Originally posted by: myocardia
You are a niche user. Will Intel sell millions of these quad-cores to corporations, both large and small? You bet. But, if crunching numbers was making you $100k's, I can assure you that you would own 10's, if not more, of quad-core boxes that have been available for the last ~2 years. I mean, there's a member of these forums who runs a business out of his home, who has two quad-core systems, plus a dual-core system, and he's had them for a year or more. And since a quad-core is going to quadruple your productivity, that means you've got a pretty slow dual-core system now, huh?Originally posted by: Idontcare
I am buying one at $1500. I would have bought one at $3000. Hell I would have bought it at $4500.
For me I am simply elated that I can buy one at any price.
Why? Because in my business I make money depending on CPU power at my disposal. 8 years ago I was building 12-node Beowulf's with 800MHz Athlons to get stuff done. Now I can put all that horsepower in one box. Priceless. Economies of scale at work.

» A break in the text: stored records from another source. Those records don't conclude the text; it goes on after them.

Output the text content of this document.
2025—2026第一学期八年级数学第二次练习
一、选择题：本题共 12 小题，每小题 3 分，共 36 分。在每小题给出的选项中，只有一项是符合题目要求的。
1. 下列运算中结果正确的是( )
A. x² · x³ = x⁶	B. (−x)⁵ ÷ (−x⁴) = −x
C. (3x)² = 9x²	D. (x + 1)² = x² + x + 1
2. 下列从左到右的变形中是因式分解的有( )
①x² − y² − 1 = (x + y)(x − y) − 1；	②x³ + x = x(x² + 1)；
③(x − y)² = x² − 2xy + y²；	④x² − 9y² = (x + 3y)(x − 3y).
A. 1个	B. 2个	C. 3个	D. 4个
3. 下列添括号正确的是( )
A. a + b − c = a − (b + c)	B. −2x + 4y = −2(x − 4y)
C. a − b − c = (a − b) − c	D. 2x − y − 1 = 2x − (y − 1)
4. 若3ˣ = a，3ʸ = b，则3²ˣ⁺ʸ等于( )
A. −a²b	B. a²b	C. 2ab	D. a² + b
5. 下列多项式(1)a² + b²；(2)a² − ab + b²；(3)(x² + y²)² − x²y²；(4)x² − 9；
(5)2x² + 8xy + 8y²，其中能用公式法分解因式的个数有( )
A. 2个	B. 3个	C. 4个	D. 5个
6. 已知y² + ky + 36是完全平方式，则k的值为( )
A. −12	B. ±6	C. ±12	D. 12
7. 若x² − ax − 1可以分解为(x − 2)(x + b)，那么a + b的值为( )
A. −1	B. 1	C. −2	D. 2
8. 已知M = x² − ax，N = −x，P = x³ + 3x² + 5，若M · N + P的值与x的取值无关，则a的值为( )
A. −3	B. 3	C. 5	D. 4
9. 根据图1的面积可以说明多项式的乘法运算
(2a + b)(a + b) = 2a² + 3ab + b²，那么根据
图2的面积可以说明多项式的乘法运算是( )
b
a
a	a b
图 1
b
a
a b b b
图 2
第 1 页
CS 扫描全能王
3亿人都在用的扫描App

Don't tell me it is overpriced, I'll make $100k's from one chip. Don't tell me I am a "niche" user. I work in an industry of folks who will make $100k's off of the numbers these chips will grind thru. Just because folks in my industry don't come to AT forum and talk about our life as end users doesn't mean 10's of thousands of us aren't out there.
And I am not so arrogant as to assume my industry is the only one who will see a 4X increase in productivity with this chip. Too many folks on this forum live in one hell of a small fishbowl, its sad to read, mostly, but alas I am off to continue making my fortunes with my "way overpriced" CPU. Whee!
edit: If crunching numbers, and only crunching numbers, was my business, I can guarantee you that I'd have an entire fleet of 2P Opteron 185 systems already. Well, assuming they were actually making me $100k's, anyway.
Ha ha, I wish mindlessly crunching numbers was all my business took. It is iterative, crunch numbers, interpret numbers, tweak code, crunch numbers, repeat and repeat. 4 cores is about right, I could do more with more but not if it took longer to have more. This code runs single-thread, multi-instance.
So fast time to finish rules the roost, extra cores and instances gives you more ways to have slightly varying answers (think weather forcast computing techniques) and that helps up to a certain arbitrary threshold related to this human's ability to multi-task.
I have no doubt I could saturate 12-24 cores with enough instances to still make it a value-added proposition, but it would't really help me if those cores were clocked low.
Time will tell which path turns out the most rewarding, who knows I may try them all in parallel just to answer the question for myself.